Preclinical testing of recombinant adenoviral herpes simplex virus-thymidine kinase gene therapy for central nervous system malignancies.

ABSTRACT

OBJECTIVES: Adenoviral gene transfer and killing efficiency using the thymidine kinase (TK)/ganciclovir (GCV) mechanism was evaluated in human cancer cells occurring as central nervous system tumors. The effectiveness of this approach was tested in vitro and in experimental models for brain tumor and leptomeningeal metastases in rats in vivo. Recombinant adenoviruses with different promoters were compared. METHODS: Adenoviral vectors harboring a marker (lacZ) or a TK gene were constructed. Transcription of genes was under the control of either the adenovirus Type 2 major late promoter (MLP) or the human cytomegalovirus (CMV) immediate early gene promoter. lacZ expression and GCV killing efficiency after TK gene transfer in several human tumor cells was evaluated in vitro. The 9L rat brain tumor and leptomeningeal metastases models were used to determine the effectiveness of adeno-TK and subsequent GCV treatment in vivo.
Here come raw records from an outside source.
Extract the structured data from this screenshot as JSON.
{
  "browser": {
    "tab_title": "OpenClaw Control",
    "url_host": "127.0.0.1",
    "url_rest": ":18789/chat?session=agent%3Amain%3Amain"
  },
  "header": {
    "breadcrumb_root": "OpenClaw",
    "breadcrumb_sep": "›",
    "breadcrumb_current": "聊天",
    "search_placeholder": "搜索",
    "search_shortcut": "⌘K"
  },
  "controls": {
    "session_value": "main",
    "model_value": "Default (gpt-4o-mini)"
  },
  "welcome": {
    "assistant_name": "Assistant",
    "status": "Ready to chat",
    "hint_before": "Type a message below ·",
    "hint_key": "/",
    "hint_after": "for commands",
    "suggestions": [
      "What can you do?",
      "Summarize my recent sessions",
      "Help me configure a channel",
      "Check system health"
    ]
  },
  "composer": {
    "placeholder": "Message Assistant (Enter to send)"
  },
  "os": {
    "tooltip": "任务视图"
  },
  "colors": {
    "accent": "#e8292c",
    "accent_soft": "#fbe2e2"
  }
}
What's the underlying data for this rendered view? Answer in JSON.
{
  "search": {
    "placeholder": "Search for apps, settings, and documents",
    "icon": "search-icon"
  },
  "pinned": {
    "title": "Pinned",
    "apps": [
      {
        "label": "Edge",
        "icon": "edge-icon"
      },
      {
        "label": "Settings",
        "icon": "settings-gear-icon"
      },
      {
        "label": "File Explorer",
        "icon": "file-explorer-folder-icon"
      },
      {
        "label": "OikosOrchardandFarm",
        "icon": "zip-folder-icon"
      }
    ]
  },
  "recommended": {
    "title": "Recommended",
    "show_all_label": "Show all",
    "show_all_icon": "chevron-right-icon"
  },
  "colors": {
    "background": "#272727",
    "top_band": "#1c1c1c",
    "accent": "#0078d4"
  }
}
MLP and CMV containing adenoviral vectors were compared. RESULTS: Gene expression and the killing of tumor cells were very efficient in all human tumor cell lines tested. The adenovirus containing the CMV promoter showed cytopathic effects in cultured tumor cells at high multiplicity of infections but also greater cell killing efficiency after TK/GCV treatment, as compared to the MLP promoter. Although both the MLP and CMV vectors showed a significant dose-dependent therapeutic effect, animals treated with recombinant adenovirus containing the CMV promoter showed significantly longer survival time (brain tumors) or symptom-free periods (leptomeningeal metastases). CONCLUSION: This study demonstrates the therapeutic efficiency and feasibility of the TK/GCV approach in experimental brain tumors and leptomeningeal metastases. It also demonstrates that the promoter driving the transgene in an adenoviral vector influences toxicity and efficiency of treatment.